Language of document : ECLI:EU:T:2014:994

Zaak T‑240/13

(gedeeltelijke publicatie)

Aldi Einkauf GmbH & Co. OHG

tegen

Bureau voor harmonisatie binnen de interne markt (merken, tekeningen en modellen) (BHIM)

„Gemeenschapsmerk – Oppositieprocedure – Aanvraag voor gemeenschapsbeeldmerk Alifoods – Oudere internationale en gemeenschapswoordmerken ALDI – Relatieve weigeringsgrond – Geen verwarringsgevaar – Geen overeenstemmende tekens – Artikel 8, lid 1, sub b, van verordening (EG) nr. 207/2009 – Regel 19, lid 2, sub a‑ii, van verordening (EG) nr. 2868/95”

Samenvatting – Arrest van het Gerecht (Negende kamer) van 26 november 2014

Gemeenschapsmerk – Opmerkingen van derden en oppositie – Feiten, bewijzen en argumenten ter staving van de oppositie – Bewijs van het bestaan, de geldigheid en de beschermingsomvang van een ouder internationaal merk – Uittreksel uit de gegevensbank van het Bureau inzake een internationale inschrijving waarin de Gemeenschap wordt aangewezen – Daarvan uitgesloten

(Verordening nr. 207/2009 van de Raad, art. 152; verordening nr. 2868/95 van de Commissie, art. 1, regel 19, lid 2, sub a‑ii)

Aangezien het Bureau voor harmonisatie binnen de interne markt (merken, tekeningen en modellen) niet bevoegd is voor het beheer van de internationale inschrijvingen en niet de administratie is waarbij het merk werd ingeschreven, in de zin van regel 19, lid 2, sub a‑ii, van verordening nr. 2868/95 tot uitvoering van verordening nr. 40/94 inzake het gemeenschapsmerk, vormt een door opposante overgelegd uittreksel uit de gegevensbank van het Bureau geen bewijs van het bestaan, de geldigheid en de beschermingsomvang van een internationaal merk, in de zin van deze bepaling.
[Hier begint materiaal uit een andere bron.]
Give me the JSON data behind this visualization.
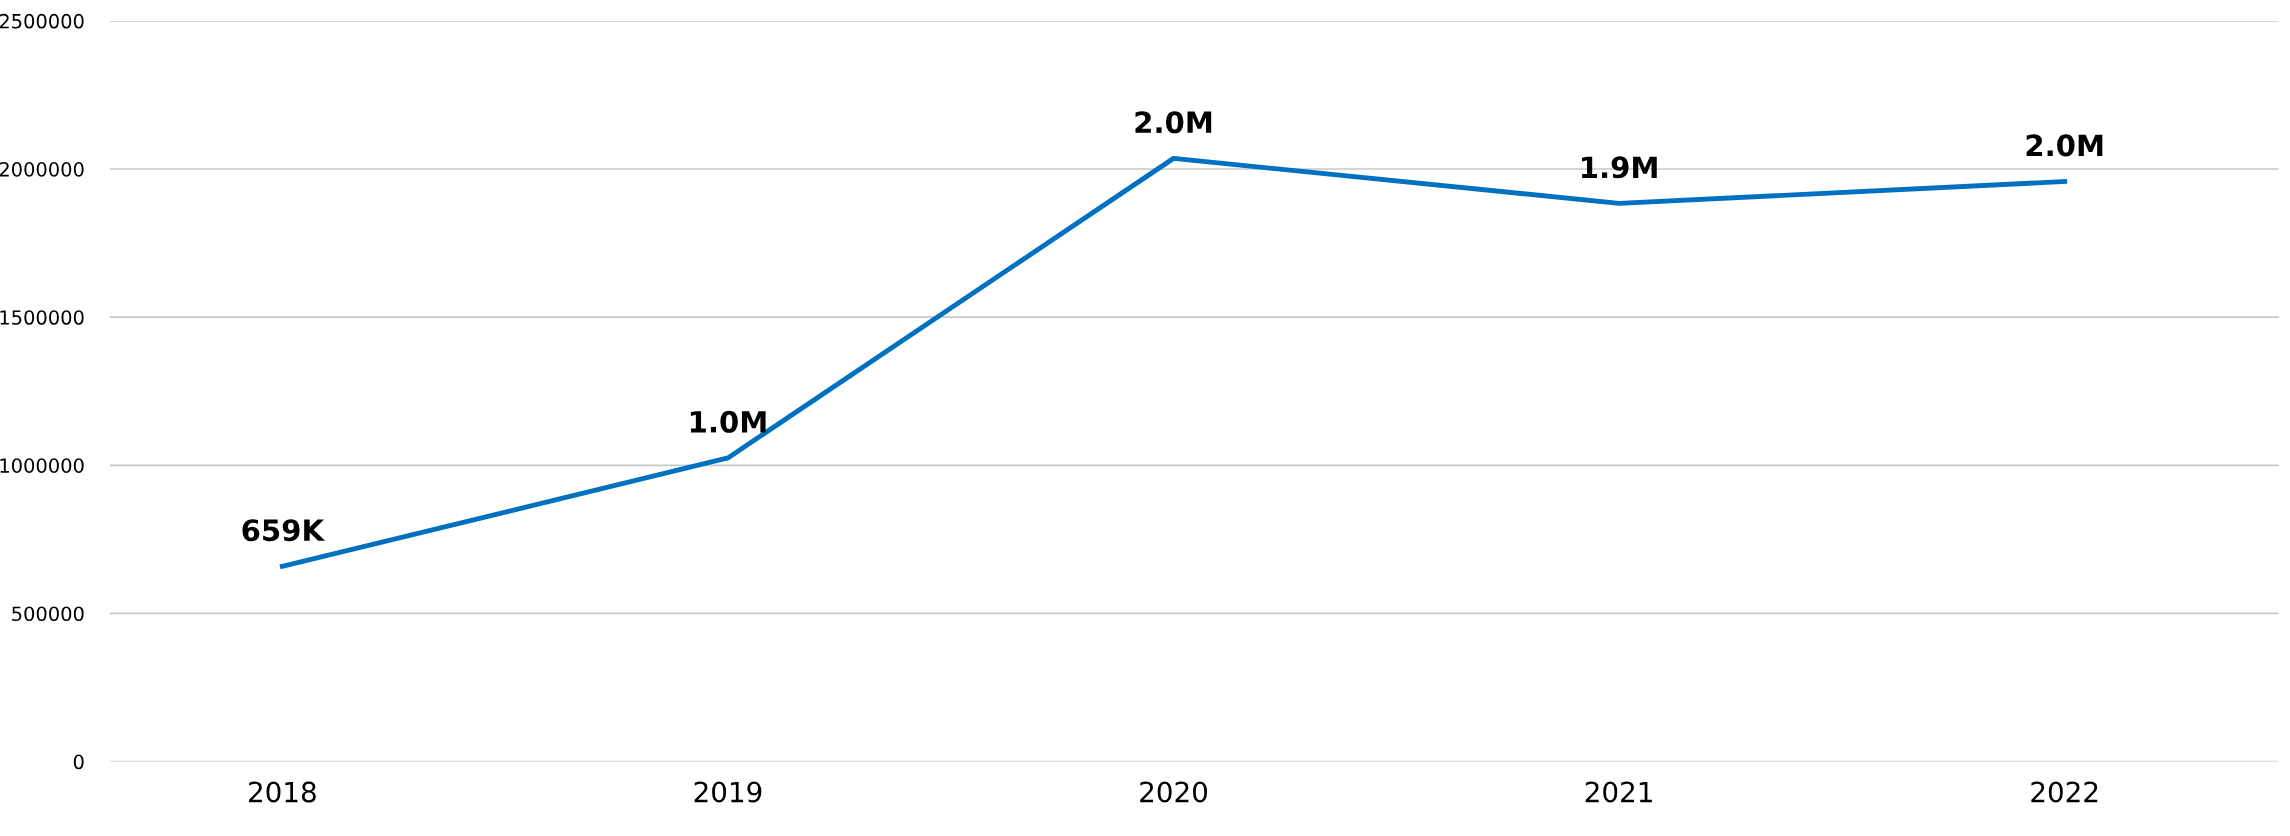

Deze beoordeling vindt steun in de teleologische uitlegging van artikel 152 van verordening nr. 207/2009 inzake het gemeenschapsmerk. Volgens dit artikel heeft de publicatie inzake een internationale inschrijving waarin de Europese Gemeenschap wordt aangewezen geen betrekking op de lijst van de waren of diensten waarvoor bescherming wordt gevraagd. Deze lijst wordt door het Bureau niet vertaald en is dus enkel beschikbaar in de drie talen waarin de Wereldorganisatie voor de Intellectuele Eigendom (WIPO) de internationale inschrijving heeft gepubliceerd, namelijk Engels, Spaans en Frans.

Zou dergelijke door het Bureau gepubliceerde informatie worden beschouwd als voldoende bewijs van het bestaan, de geldigheid en de beschermingsomvang van het betrokken merk en de internationale inschrijving waarin de Gemeenschap wordt aangewezen in dit verband als een gemeenschapsmerk worden behandeld, dan zou deze inschrijving een voorkeursbehandeling genieten. Aangezien in alle oppositieprocedures – met inbegrip van de oppositieprocedures die worden gevoerd in een andere taal dan de talen waarin de WIPO de internationale inschrijvingen publiceert – de documenten die het bestaan van de oudere rechten bewijzen voor alle soorten oudere rechten in de procestaal beschikbaar moeten zijn, zouden de internationale inschrijvingen waarin de Gemeenschap wordt aangewezen immers een vrijstelling in dit verband genieten in de gevallen waarin de procestaal van de oppositie één van de twee andere officiële talen van het Bureau, namelijk Duits of Italiaans, zou zijn. In deze gevallen zou de lijst van geclaimde waren of diensten immers niet beschikbaar zijn in de procestaal. Verordening nr. 207/2009 noch verordening nr. 2868/95 voorziet echter in een dergelijke voorkeursbehandeling.

Zou de door het Bureau gepubliceerde informatie enkel als voldoende bewijs van het bestaan, de geldigheid en de beschermingsomvang van het betrokken merk worden beschouwd in de oppositieprocedures waarin de procestaal samenvalt met een van de drie talen waarin de WIPO haar internationale inschrijvingen publiceert, dan zou een dergelijke situatie voorts niet enkel strijdig zijn met de bewoordingen en de uitlegging van de betrokken regeling, maar op het juridische vlak onzekerheid en ongelijkheid doen ontstaan.